We stand committed to the safe and efficient movement of resources, goods, humans, animals and information material to, from, and through Afghanistan by developing an integrated National Railway Plan, sustainable policies, safety and operational regulations as well as becoming a contributing member of regional and international partnerships.
The AfRA is responsible for legal and regulatory policies governing rail investment, development, and operations. This includes the regulatory oversight needed for a safe, efficient, and reliable rail network. The AfRA is also the sole governing body in charge of planning, survey, design, construction and operations of the entire railway lines in Afghanistan. AfRA will ensure railway companies and stakeholders are engaged corporate citizens, committed to the safety of employees, customers and the public.
“Turkmenistan-Afghanistan-Tajikistan Railway project to be completed soon if challenges addressed“, reports the Afghanistan Times on 1 November 2014, citing the head of the Afghanistan Railway Authority speaking in an interview with Radio Azadi.
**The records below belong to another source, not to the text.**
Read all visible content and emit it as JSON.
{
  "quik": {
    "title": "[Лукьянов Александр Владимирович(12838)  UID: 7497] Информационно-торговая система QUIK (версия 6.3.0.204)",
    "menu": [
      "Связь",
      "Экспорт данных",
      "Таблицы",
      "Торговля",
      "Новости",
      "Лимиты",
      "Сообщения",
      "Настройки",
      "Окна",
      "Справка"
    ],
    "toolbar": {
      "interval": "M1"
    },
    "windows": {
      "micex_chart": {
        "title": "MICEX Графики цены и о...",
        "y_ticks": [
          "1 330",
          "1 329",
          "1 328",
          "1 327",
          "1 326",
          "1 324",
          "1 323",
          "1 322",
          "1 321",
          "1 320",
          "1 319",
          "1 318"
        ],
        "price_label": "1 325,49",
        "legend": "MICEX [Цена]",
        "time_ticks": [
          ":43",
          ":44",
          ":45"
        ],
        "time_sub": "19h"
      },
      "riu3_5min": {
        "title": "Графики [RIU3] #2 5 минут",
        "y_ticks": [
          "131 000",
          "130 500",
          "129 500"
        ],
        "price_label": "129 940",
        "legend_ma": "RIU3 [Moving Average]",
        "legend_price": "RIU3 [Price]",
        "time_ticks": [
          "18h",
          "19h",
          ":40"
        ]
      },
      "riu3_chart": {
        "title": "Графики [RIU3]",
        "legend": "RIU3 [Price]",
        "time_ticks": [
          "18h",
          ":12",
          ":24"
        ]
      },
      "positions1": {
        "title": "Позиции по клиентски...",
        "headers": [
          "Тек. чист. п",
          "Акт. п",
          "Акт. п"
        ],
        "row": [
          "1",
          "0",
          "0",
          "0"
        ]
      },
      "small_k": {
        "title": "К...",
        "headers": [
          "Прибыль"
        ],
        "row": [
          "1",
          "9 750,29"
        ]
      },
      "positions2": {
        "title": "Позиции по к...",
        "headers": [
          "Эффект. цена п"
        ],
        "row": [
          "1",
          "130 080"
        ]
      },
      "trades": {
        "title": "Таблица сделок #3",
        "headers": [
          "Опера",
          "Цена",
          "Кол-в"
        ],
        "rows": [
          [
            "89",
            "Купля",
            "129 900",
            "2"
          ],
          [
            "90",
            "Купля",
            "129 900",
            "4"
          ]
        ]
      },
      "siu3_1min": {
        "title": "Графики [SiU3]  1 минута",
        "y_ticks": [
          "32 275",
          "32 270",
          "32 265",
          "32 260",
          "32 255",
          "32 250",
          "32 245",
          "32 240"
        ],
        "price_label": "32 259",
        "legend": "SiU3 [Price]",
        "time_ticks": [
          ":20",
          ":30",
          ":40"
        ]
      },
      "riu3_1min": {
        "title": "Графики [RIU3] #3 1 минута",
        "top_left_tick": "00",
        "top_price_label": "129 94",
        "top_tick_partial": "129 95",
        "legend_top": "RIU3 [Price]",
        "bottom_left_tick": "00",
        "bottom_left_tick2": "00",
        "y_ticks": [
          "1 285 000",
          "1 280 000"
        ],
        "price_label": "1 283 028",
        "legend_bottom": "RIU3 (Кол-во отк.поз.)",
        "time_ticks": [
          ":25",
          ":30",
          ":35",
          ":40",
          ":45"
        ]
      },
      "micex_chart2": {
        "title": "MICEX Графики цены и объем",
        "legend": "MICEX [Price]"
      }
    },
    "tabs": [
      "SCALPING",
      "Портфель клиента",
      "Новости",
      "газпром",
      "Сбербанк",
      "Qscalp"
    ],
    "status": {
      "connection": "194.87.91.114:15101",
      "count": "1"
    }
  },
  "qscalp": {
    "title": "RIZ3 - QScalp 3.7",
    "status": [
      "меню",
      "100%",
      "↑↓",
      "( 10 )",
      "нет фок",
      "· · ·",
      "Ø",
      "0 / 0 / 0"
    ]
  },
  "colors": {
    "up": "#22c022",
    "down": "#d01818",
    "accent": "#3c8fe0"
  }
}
However those “challenges” are the perhaps non-trivial matters of security and funding, and two years sounds like it would be pretty good going for building 495 km of new railway.
According to the report:
- Yama Shams, General Director & CEO of the Afghanistan Railway Authority, told Radio Azadi that “Engineers and workers of the project are faced with serious problems in areas from Mazar-i-Sharif city to Andkhoy. This area is insecure. They cannot work after 4pm. Our staffers have not been attacked yet but they are under security threat.”
- Studies have been completed for the 220 km section of line from Mazar-i-Sharif to Andkhoy (where it would meet the line from Turkmenistan). Studies for the next 275 km (presumably the link to Tajikistan) would be completed in 2015.
- The project could be completed in the next two years if the workers were provided with security and financial support.
- The total project covers a 635 km route from Aqina near the border with Turkmenistan to Andkhoy, Sheberghan, Mazar-i-Sharif, Khulm, Kunduz and Shirkhan Bandar, ending at Kalkhor Abad (Kolkhozabad) in Tajikistan. This suggests that going via Shirkhan Bandar rather than a shorter route to the Tajik border is back on the agenda.